Hundreds of websites offer to pull in Twitter followers, LinkedIn connections and Facebook likes for social media users -- for a fee.
The accounts are called fraudsters, which social media networks and other websites constantly work to shut down, WESA reported.
"If a person has a lot of followers, this person can … demand more money from advertisers or look more important in a political campaign," Christos Faloutsos, computer science professor at Carnegie Mellon University, told WESA. "It pays off for an unscrupulous person to buy followers."
The professor advised a team of students who developed an an algorithm called FRAUDAR that can detect fraudsters' efforts to make fake accounts look real. The technology makes it easier to "determine if someone has faked an Amazon or Yelp review, or if a politician with a suspiciously large number of Twitter followers might have bought and paid for that popularity," CMU said in a statement.
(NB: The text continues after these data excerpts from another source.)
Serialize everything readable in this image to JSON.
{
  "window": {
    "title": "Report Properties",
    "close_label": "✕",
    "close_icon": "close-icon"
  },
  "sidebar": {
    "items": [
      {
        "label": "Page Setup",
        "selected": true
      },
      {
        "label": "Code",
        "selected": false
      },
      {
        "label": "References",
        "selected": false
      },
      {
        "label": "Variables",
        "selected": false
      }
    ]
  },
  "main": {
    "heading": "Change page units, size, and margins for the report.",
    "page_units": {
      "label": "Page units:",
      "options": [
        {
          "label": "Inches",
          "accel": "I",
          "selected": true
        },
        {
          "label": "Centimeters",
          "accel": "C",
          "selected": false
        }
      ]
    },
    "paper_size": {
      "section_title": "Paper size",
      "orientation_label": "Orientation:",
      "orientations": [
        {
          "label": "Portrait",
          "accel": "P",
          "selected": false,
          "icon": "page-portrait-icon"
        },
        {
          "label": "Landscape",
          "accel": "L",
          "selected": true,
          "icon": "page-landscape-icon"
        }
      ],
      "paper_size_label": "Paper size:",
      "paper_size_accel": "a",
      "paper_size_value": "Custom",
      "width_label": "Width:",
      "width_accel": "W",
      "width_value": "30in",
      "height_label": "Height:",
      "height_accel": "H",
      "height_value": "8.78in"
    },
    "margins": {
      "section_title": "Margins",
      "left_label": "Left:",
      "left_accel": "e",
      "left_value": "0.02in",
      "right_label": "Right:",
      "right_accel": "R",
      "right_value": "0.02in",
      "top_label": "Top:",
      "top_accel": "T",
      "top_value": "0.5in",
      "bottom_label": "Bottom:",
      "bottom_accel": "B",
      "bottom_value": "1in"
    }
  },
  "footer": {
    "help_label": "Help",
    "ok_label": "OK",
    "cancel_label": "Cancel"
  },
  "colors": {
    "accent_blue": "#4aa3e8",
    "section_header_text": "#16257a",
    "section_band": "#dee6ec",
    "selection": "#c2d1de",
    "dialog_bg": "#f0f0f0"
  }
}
Faloutsos' team -- doctoral students Bryan Hooi, Hyun Ah Song, Neil Shah and Kijung Shin, and recent doctoral graduate Alex Beutel -- used the project to win the Best Paper Award at the Association for Computing Machinery's Conference on Knowledge Discovery and Data Mining this summer.
The team's algorithm seeks large amounts of users who are following the same smaller groups.
"It's near impossible to have 1,000 people follow exactly the same hundred targets," Faloutsos told WESA. "You can have a million people following (a few) famous people, like President Obama, Justin Bieber, Lady Gaga, but that's about it. This is a telltale sign of fraud."
In an experiment using Twitter data for 41.7 million users and 1.47 billion followers, FRAUDAR detected more than 4,000 accounts that had not been previously identified as fraudulent, CMU said. Some used known services that buy followers, such as TweepMe and TweeterGetter.